Obama picks a fight with talk radio – and loses

Political Editor
Washington Examiner
September 10, 2009

Democrats beat Republicans soundly in 2008. But they’re losing the fight with their current opponent – conservatives on the Internet, radio, and television.

It was the wrong battle for President Obama and his party to pick in the first place, but the policy decisions and mistakes made since the Democratic takeover have shifted the battle to even less favorable terrain.
Worse still, the fight is only just beginning.

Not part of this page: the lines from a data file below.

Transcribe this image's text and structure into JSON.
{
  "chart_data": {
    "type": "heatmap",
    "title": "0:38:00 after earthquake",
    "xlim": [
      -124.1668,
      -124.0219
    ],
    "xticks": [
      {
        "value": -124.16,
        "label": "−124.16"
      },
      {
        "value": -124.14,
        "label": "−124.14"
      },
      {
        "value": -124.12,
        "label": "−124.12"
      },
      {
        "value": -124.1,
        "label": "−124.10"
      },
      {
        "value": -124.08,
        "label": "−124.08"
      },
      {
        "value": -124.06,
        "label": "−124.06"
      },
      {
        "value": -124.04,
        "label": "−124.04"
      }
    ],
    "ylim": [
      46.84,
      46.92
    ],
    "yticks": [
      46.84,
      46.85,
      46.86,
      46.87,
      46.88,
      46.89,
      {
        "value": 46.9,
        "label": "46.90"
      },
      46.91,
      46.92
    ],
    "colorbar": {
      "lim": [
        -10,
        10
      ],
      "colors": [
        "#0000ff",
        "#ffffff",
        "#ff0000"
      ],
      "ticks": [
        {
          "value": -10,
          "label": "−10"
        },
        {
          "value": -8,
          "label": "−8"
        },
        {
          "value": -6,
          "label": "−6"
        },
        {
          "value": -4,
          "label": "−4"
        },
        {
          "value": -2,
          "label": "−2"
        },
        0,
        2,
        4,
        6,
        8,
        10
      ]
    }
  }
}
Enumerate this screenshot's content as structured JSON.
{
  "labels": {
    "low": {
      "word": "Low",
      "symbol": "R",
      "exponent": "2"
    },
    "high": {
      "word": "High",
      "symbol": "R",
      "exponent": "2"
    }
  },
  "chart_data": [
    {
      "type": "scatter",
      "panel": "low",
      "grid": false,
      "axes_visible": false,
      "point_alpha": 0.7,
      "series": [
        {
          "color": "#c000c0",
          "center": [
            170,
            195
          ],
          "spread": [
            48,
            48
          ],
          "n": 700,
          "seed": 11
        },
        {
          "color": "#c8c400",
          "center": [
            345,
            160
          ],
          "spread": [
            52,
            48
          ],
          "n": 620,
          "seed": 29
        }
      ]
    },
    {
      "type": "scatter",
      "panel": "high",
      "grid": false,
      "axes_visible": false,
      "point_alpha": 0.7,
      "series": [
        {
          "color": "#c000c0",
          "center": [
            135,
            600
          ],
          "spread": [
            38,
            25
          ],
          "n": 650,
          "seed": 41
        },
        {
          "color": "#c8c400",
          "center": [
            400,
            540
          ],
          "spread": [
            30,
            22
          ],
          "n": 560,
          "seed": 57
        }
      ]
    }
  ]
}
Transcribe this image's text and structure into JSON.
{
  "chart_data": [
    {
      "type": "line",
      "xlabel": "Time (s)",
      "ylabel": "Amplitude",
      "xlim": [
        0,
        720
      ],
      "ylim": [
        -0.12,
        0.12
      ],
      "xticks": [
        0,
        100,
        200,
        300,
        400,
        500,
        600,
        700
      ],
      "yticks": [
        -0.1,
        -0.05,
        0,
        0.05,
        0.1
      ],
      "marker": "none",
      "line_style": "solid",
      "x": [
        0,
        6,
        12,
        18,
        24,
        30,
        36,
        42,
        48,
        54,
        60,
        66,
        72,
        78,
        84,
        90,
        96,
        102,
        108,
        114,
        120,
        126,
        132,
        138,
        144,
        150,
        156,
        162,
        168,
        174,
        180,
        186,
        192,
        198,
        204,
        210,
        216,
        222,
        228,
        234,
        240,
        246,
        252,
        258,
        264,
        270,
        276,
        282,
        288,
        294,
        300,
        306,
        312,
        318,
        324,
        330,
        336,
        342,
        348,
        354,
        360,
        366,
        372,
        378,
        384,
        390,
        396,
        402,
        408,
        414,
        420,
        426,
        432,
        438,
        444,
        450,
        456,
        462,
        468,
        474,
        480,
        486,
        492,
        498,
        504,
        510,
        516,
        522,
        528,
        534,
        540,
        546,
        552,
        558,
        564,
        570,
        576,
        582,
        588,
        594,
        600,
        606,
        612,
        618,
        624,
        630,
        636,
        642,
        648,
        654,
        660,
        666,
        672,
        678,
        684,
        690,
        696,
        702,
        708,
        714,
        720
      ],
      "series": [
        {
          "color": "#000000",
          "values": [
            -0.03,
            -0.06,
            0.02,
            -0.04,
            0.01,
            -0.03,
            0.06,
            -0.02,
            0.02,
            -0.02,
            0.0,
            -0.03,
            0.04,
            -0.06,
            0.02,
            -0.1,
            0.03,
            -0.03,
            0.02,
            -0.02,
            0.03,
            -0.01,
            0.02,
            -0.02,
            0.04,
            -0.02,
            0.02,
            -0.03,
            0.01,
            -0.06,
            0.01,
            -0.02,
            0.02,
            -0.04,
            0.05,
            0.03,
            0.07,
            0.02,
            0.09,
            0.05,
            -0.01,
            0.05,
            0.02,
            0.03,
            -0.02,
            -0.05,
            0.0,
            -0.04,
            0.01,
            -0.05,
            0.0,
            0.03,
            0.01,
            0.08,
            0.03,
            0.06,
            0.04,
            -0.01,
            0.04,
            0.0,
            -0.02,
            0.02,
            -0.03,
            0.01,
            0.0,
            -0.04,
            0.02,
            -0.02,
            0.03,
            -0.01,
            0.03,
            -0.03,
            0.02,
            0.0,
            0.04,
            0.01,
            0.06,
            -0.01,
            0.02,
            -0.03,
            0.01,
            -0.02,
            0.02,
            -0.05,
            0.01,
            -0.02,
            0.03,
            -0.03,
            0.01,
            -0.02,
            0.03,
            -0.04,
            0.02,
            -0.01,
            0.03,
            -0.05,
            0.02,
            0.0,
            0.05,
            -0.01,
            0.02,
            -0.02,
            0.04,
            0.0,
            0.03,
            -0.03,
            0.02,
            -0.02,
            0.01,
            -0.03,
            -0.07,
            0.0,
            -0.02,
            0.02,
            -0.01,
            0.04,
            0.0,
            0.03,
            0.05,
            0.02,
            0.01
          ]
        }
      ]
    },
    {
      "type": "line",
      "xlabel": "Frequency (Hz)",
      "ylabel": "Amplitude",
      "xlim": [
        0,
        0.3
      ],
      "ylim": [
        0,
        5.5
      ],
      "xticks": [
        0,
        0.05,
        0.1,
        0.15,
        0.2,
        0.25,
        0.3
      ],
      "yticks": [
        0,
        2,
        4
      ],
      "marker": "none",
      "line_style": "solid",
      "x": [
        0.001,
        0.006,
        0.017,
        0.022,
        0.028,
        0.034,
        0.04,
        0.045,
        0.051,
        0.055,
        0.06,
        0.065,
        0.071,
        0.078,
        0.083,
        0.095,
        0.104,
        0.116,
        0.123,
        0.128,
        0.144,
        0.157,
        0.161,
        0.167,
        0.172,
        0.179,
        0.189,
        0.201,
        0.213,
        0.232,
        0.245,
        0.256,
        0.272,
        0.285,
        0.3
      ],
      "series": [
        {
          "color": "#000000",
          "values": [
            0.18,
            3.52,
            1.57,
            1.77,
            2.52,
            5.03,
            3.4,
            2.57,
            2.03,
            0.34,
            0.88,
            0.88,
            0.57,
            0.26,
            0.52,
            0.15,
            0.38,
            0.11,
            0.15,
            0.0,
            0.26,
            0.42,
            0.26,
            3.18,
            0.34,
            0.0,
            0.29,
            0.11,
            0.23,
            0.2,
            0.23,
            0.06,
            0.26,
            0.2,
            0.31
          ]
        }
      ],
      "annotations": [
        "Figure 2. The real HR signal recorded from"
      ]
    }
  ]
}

The strategy early on in the administration was to mock talkers like Rush Limbaugh and Glenn Beck. Remember the weeks of discussion over whether Limbaugh was the head of the GOP? That was back in the days when the White House was feeling invincible and thought it was a grand idea to make the idea of making Republicans affirm or reject every statement Limbaugh made in 15 hours of weekly pontification.

Conservative outlets were going to fight the president’s initiatives and their millions of listeners, viewers, and clickers were already predisposed to oppose government expansion. But what if elected Republicans could be forced to choose between the popular, young, history-making president and figures who fire up the Republican base but turn off the middle third of the electorate? By Axelrodian reckoning, this could simultaneously hurt the GOP with moderates and dispirit the Right.

Then came Guantanamo.

Dick Cheney didn’t seem to care whether Rush Limbaugh was the head of the party or if Colin Powell felt included. What he did care about was saying that bringing terrorists into the United States was a horrible idea.

Obama slapped back, but the Democratic Congress came down on Cheney’s side. Since then, the administration has been playing musical interrogation rooms.